|BGSU looks at 'Girl Culture' for Women's History Month|
|Written by Sentinel-Tribune|
|Friday, 28 February 2014 10:26|
"Girl Culture" is the theme of Bowling Green State University's 2014 Women's History Month celebration, with programs that explore the meaning of girlhood and the experiences of contemporary girls in the U.S.
The month kicks off Saturday from 10 a.m. to 1 p.m. in 308 Bowen-Thompson Student Union, with the children's event "Toss the Tiara: An Alternative Dress-up and Role Model Day for 3-6 Year Olds." The costumes are from careers in which women are underrepresented, such as farming and aviation.
The program is free and open to the public.

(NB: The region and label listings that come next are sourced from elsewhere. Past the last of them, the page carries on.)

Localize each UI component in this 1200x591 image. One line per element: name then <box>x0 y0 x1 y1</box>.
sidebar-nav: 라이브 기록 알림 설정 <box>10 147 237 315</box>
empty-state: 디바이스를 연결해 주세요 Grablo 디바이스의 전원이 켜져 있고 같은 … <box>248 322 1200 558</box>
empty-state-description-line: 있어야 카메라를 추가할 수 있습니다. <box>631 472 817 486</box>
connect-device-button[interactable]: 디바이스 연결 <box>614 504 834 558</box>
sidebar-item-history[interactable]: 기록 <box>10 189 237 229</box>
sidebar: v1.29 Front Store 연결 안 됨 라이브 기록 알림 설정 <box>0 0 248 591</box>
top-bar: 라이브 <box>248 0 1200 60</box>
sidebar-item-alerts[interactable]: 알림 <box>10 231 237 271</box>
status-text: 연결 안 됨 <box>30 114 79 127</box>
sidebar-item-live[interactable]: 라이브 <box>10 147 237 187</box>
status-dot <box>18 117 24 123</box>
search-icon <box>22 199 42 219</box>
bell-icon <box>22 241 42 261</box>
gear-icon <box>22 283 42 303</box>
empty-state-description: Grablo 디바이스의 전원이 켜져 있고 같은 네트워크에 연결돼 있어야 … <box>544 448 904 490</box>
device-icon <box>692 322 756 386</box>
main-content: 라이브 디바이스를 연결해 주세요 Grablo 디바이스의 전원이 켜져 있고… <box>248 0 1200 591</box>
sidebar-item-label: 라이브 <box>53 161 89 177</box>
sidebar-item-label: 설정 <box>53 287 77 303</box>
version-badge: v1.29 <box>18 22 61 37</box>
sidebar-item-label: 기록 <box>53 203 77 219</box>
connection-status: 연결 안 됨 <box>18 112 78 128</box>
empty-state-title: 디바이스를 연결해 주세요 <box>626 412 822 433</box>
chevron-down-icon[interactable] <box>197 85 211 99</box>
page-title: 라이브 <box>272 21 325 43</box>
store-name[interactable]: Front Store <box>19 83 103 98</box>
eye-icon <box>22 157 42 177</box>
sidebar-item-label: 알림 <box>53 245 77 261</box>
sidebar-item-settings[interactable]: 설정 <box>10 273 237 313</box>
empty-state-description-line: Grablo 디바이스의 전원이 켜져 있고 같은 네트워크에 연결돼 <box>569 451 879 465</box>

A month's worth of events that appeal to girls and women of all ages, and those who care about them, are planned by the BGSU Women's Center and the Women's, Gender and Sexuality Studies Program in partnership with 15 co-sponsoring organizations on and off campus. All the programs are free of charge.
The keynote event is a March 28 talk on "Risk and Responsibility: Naming and Disrupting the Inequalities in Girls' Lives," with sociologist Dr. Lorena Garcia of the University of Illinois at Chicago. Garcia studies youth and the roles of gender, sexuality, race, social class and ethnicity in their lives. Her 2013 book "Respect Yourself, Protect Yourself" won the American Sociological Association Distinguished Book Award in the Race, Gender and Class section.
Her talk begins at 2 p.m. in 228 Union.
Another highlighted program will feature Madison Kimrey, a 12-year-old political activist. On March 24 at 7 p.m. she will present "Only Six Years until I'm an Adult: My Life as a Pre-Teen Activist" in 206 Union. Madison has worked to restore voter pre-registration for 16- and 17-year-olds in her home state of North Carolina.
"Putting Down Roots for Girls in STEM" will be held at noon Wednesday in the Women's Center in 106 Hanna Hall. Dr. Kristine Blair, a professor and chairperson of the Department of English; Beth Pinheiro, an instructor in the School of Family and Consumer Sciences, and Susan Osborn of the Girl Scouts of Western Ohio will speak.
Also on Wednesday, "Examining Cultural Norms for Girl Culture and Femininity," a program of the Ethnic Student Center Discussion Series, will feature guest speaker Dr. Roz Sibielski, an instructor in the Department of Theatre and Film. Christopher Klein, graduate assistant in the Office of Multicultural Affairs, will facilitate the discussion, which begins at 5 p.m. in 318B Mathematical Sciences Building.
And at 7 p.m. that evening, the film "Why Do You Have Black Dolls?," a 2012 documentary by director Samantha Knowles, will be screened in the Gish Film Theater in Hanna Hall, followed by a discussion in the Women's Center. The event is sponsored by the Bowling Green section of the National Council of Negro Women.
Two events will be held on March 19. Nancy Down, head librarian at BGSU's Browne Popular Culture Library, will discuss "Career Girls and Amateur Sleuths: Girls' Series Fiction from the 1920s to the 1950s" at noon in the Women's Center.
That evening at 7, "How to Lose Your Virginity," a 2013 documentary by director Therese Schechter, will be shown in the Gish Theater, with a discussion afterward in the Women's Center. The event is part of the BGSU Graduate Women's Caucus Feminist Film Series.
Another two events are slated for March 21. "Shoots, Slices, Survives: The Possibilities and Problematics of Aggressive Girls in Popular Film" will be the topic of Lisa Richman Kaplan, graduate assistant in American culture studies. Her talk begins at 1 p.m. in the Women's Center.
At 6 p.m., Sibielski will present "Princesses, Superheroes and Other Media Representations of Girls" at 6 p.m. in 315 Union.
The month culminates with the Women's Studies Research Symposium on March 28. Beginning at 9 a.m., undergraduate and graduate student researchers will give presentations in the student union.